December 12, 2013
This is part two in a series on combating bribery and corruption. Read part one here.
In part one, the focus was on common roadblocks that can hinder an organization’s goal of having an effective and demonstrable anti-bribery and anti-corruption program. This article addresses common approaches to overcome these challenges. They’re outlined below as the three pillars to support the implementation of a solid anti-bribery and anti-corruption program.
It’s important to keep in mind that even those companies that have stellar reputations and the best intentions to conduct business in the most ethical and efficient way possible may employ a bad apple or two. The overarching objective shouldn’t be to eradicate bad behavior, as this is nearly impossible. Instead, an organization being investigated for an FCPA violation can have its case dismissed without penalties if it can demonstrate that it had an effective system of internal controls in place, as in the Morgan Stanley case.
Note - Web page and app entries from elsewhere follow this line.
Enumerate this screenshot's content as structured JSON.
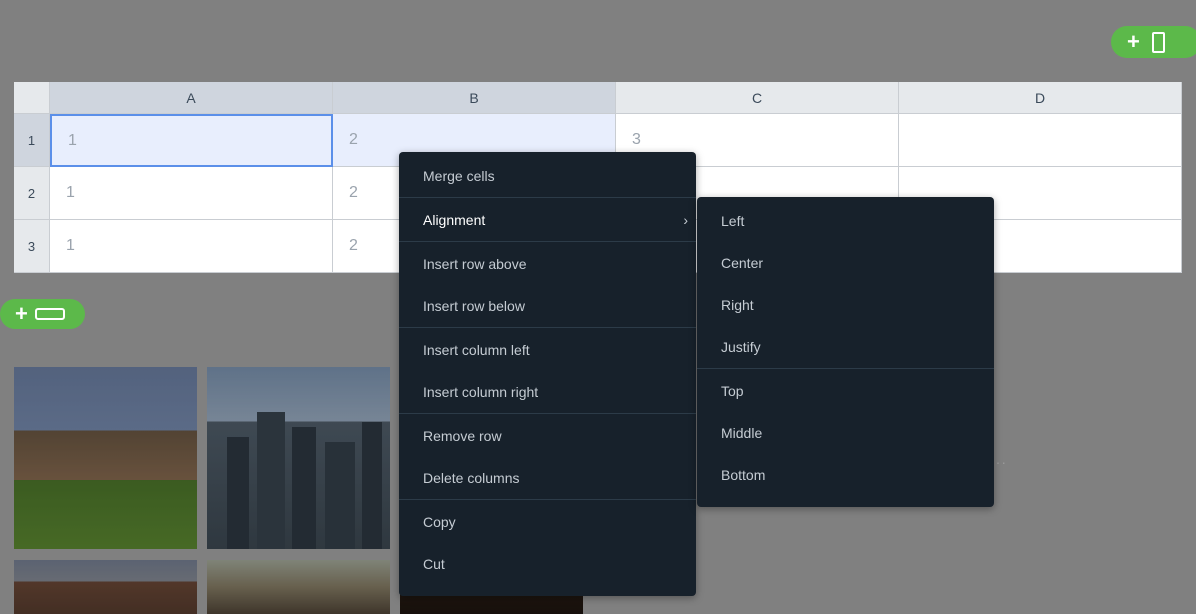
{
  "toolbar": {
    "add_column_plus": "+",
    "add_row_plus": "+"
  },
  "sheet": {
    "columns": [
      "A",
      "B",
      "C",
      "D"
    ],
    "rows": [
      "1",
      "2",
      "3"
    ],
    "cells": [
      [
        "1",
        "2",
        "3",
        ""
      ],
      [
        "1",
        "2",
        "",
        ""
      ],
      [
        "1",
        "2",
        "",
        ""
      ]
    ]
  },
  "context_menu": {
    "items": [
      "Merge cells",
      "Alignment",
      "Insert row above",
      "Insert row below",
      "Insert column left",
      "Insert column right",
      "Remove row",
      "Delete columns",
      "Copy",
      "Cut"
    ],
    "submenu_chevron": "›"
  },
  "alignment_submenu": {
    "items": [
      "Left",
      "Center",
      "Right",
      "Justify",
      "Top",
      "Middle",
      "Bottom"
    ]
  },
  "colors": {
    "accent_green": "#5cb94a",
    "menu_bg": "#17212b",
    "selection_border": "#5b8fe9",
    "selection_fill": "#e8eefd"
  }
}
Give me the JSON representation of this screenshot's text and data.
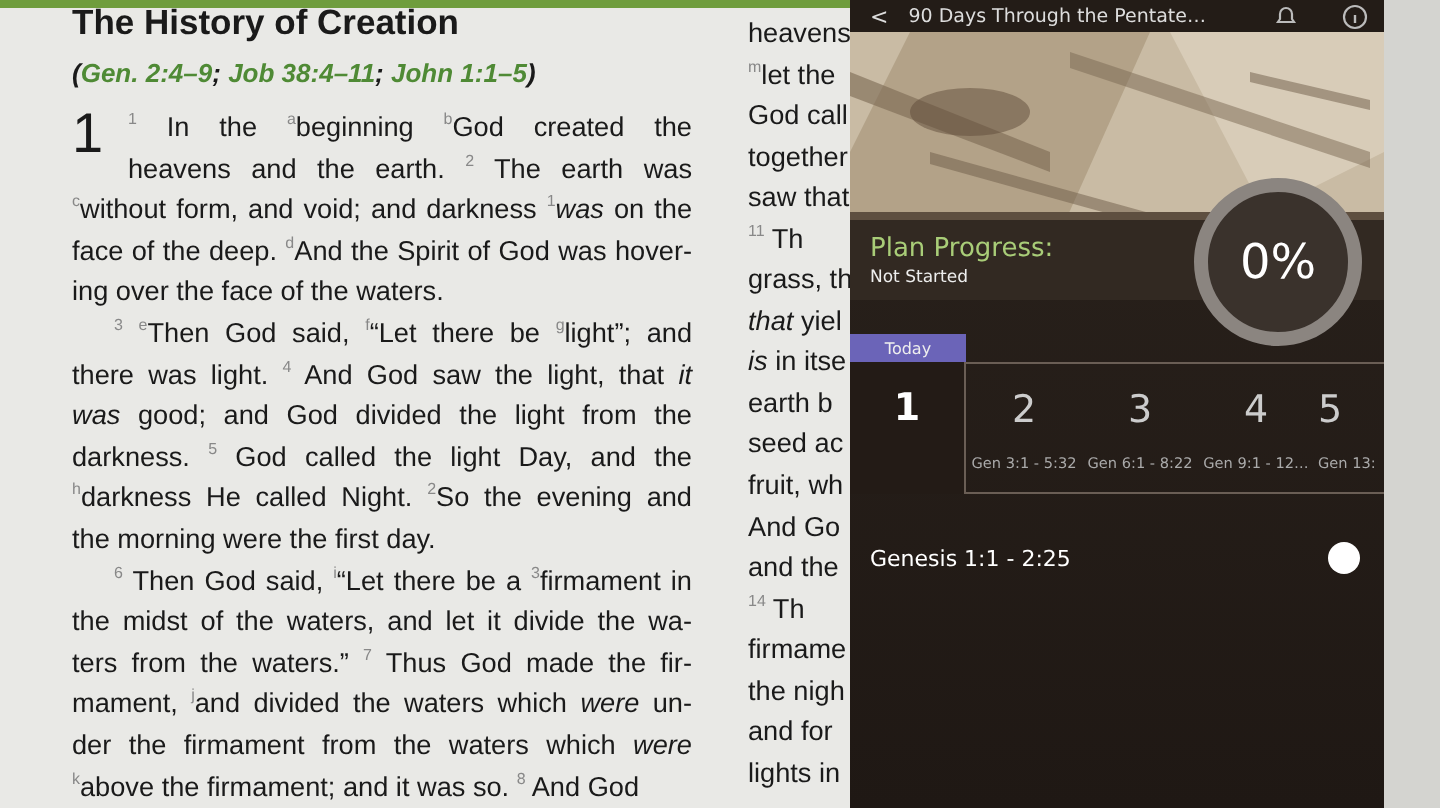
{
  "reader": {
    "title": "The History of Creation",
    "cross_references_open": "(",
    "cross_references": [
      {
        "text": "Gen. 2:4–9",
        "after": ";"
      },
      {
        "text": "Job 38:4–11",
        "after": ";"
      },
      {
        "text": "John 1:1–5",
        "after": ")"
      }
    ],
    "chapter": "1",
    "paragraphs": [
      {
        "kind": "chapter_start",
        "lines": [
          "$^{1}$ In the $^{a}$beginning $^{b}$God created the",
          "heavens and the earth. $^{2}$ The earth was",
          "$^{c}$without form, and void; and darkness $^{1}$*was* on the",
          "face of the deep. $^{d}$And the Spirit of God was hover-",
          "ing over the face of the waters."
        ]
      },
      {
        "kind": "indented",
        "lines": [
          "$^{3}$ $^{e}$Then God said, $^{f}$“Let there be $^{g}$light”; and",
          "there was light. $^{4}$ And God saw the light, that *it*",
          "*was* good; and God divided the light from the",
          "darkness. $^{5}$ God called the light Day, and the",
          "$^{h}$darkness He called Night. $^{2}$So the evening and",
          "the morning were the first day."
        ]
      },
      {
        "kind": "indented",
        "lines": [
          "$^{6}$ Then God said, $^{i}$“Let there be a $^{3}$firmament in",
          "the midst of the waters, and let it divide the wa-",
          "ters from the waters.” $^{7}$ Thus God made the fir-",
          "mament, $^{j}$and divided the waters which *were* un-",
          "der the firmament from the waters which *were*",
          "$^{k}$above the firmament; and it was so. $^{8}$ And God"
        ]
      }
    ]
  },
  "next_column": [
    "heavens",
    "$^{m}$let the",
    "God call",
    "together",
    "saw that",
    "$^{11}$ Th",
    "grass, th",
    "*that* yiel",
    "*is* in itse",
    "earth b",
    "seed ac",
    "fruit, wh",
    "And Go",
    "and the",
    "$^{14}$ Th",
    "firmame",
    "the nigh",
    "and for",
    "lights in"
  ],
  "plan": {
    "back": "<",
    "title": "90 Days Through the Pentate…",
    "progress_label": "Plan Progress:",
    "progress_status": "Not Started",
    "percent": "0%",
    "today": "Today",
    "days": [
      {
        "number": "1",
        "selected": true
      },
      {
        "number": "2",
        "reference": "Gen 3:1 - 5:32",
        "selected": false
      },
      {
        "number": "3",
        "reference": "Gen 6:1 - 8:22",
        "selected": false
      },
      {
        "number": "4",
        "reference": "Gen 9:1 - 12…",
        "selected": false
      },
      {
        "number": "5",
        "reference": "Gen 13:",
        "selected": false
      }
    ],
    "readings": [
      {
        "reference": "Genesis 1:1 - 2:25",
        "completed": false
      }
    ]
  }
}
The first step in ensuring that a company is on the right track to developing an effective program is a thorough assessment that includes internal control and policy reviews to determine the likelihood of bribery and corruption risks within the markets where the company is currently operating. This first pillar of the program is crucial, as it provides a visual depiction of where the red flags might arise in terms of risk and indicates where continuous monitoring systems must be implemented.
An example: an organization was undergoing an assessment of a distribution partner, during which it came to light that they were reporting revenue in “event planning.” Given that event planning wasn’t part of the company’s core competencies, it raised some questions—and those questions resulted in the discovery that the partner was putting on extravagant events to woo potential government clients.
When it comes to actually building a self-assessment program, starting from scratch isn’t necessary. Audit and compliance roundtables are an effective source, websites such as AuditNet are another and vendors, including ACL, have assessment program templates in their audit management software, built from best practices gathered from organizations that had to perform their own self-assessments.
The final question often asked when having a discussion about this type of program is, “who should be in charge of the assessment process?” Many organizations respond by relying on external consulting assistance, which may not be optimal. The people who know the business best are those that would be able to most easily identify where the questionable lines of business exist. In other words, the company’s internal auditors and compliance officers are best equipped to lead this initiative.
Once the high-risk markets have been singled out, it’s time to implement strong detective controls that will quickly bring potential instances of bribery and/or corruption to the forefront.
Rather than spending resources and exhaustive efforts on building preventative application system controls that hinder business agility, an organization can implement detective controls, enabling the business to continue to operate without delays.
Because there are typically several different application systems that must be merged and accessed, it’s best to implement a common data model that will allow each department to report across the organization, as opposed to in silos. The use of anti-bribery and anti-corruption analytics is an effective and efficient method of ensuring that systems are consistent across the business. Areas in which this technology is appropriate include vendor management, purchase-to-payment (P2P), general ledger (GL), payroll, travel and expenses (T&E), etc. Any of these business processes can be used in providing payments to third parties, foreign officials or any other entities that shouldn’t be on the receiving end. In addition, as mentioned in part one of this series, these analytics are often distinctly separate from cost management or financial reporting controls.
In order to derive value from the data generated from any analytics system, it’s essential to document follow-up and remediation. This is the “demonstrable” part of a demonstrable and effective system of internal controls. It’s critical that a continuous monitoring system include the ability to track the remediation status of the exceptions, how timely they were investigated and what the end result of the investigation was. In other words, was there corrective action, such as additional employee training?
Let’s briefly look at some example target areas for continuous monitoring for anti-bribery and anti-corruption. It’s clear that a keyword search in critical data fields across all external facing transactions would be important. Words such as “consultant,” facilitation,” “charity” or “donation” should be collected, updated and translated into the appropriate language sets for comparing against transactions. Also, consider that keyword analysis can be combined with other criteria. For instance, let’s say that an account is established for charities and an invoice is discovered (based on keyword searching) that is a charity donation, but it doesn’t ultimately hit that charity account. That is a huge red flag!
A keyword search is a key component to any anti-bribery monitoring program, but there are dozens of high-value tests that should accompany it, from looking for high-dollar transactions to new vendors to phantom employees and merchants and excessive write-offs and discounts. For more detailed information on analytics for anti-bribery and anti-corruption compliance, here is a list of the top 10 anti-bribery tests.
The final pillar involves placing the results of an organization’s assessment and monitoring activities in the right hands. It is during this stage that senior management must review assessment deliverables and continuous monitoring activities to ensure that they’re being tended to. It’s imperative that executives review the effectiveness of internal controls to consider whether or not there needs to be further assessment or adjustments to policies and procedures.
Finally, executives are going to want interactive reports that will enable them to drill down from the high-level, global view to transactional detail very quickly so that if they identify potential areas of risk, they can review specific transactions in that area of the business or regional market and see whether those transactions are legitimate.
In closing, building a demonstrably effective anti-bribery program is challenging. Going from drafting a policy to self-assessment against that policy to ultimately structuring a continuous monitoring and executive visibility dashboard is a major undertaking.
Hopefully, the approach illustrated above will help guide a successful and sustainable implementation, rather than one that fails to gain momentum or collects dust on a shared drive somewhere in the office.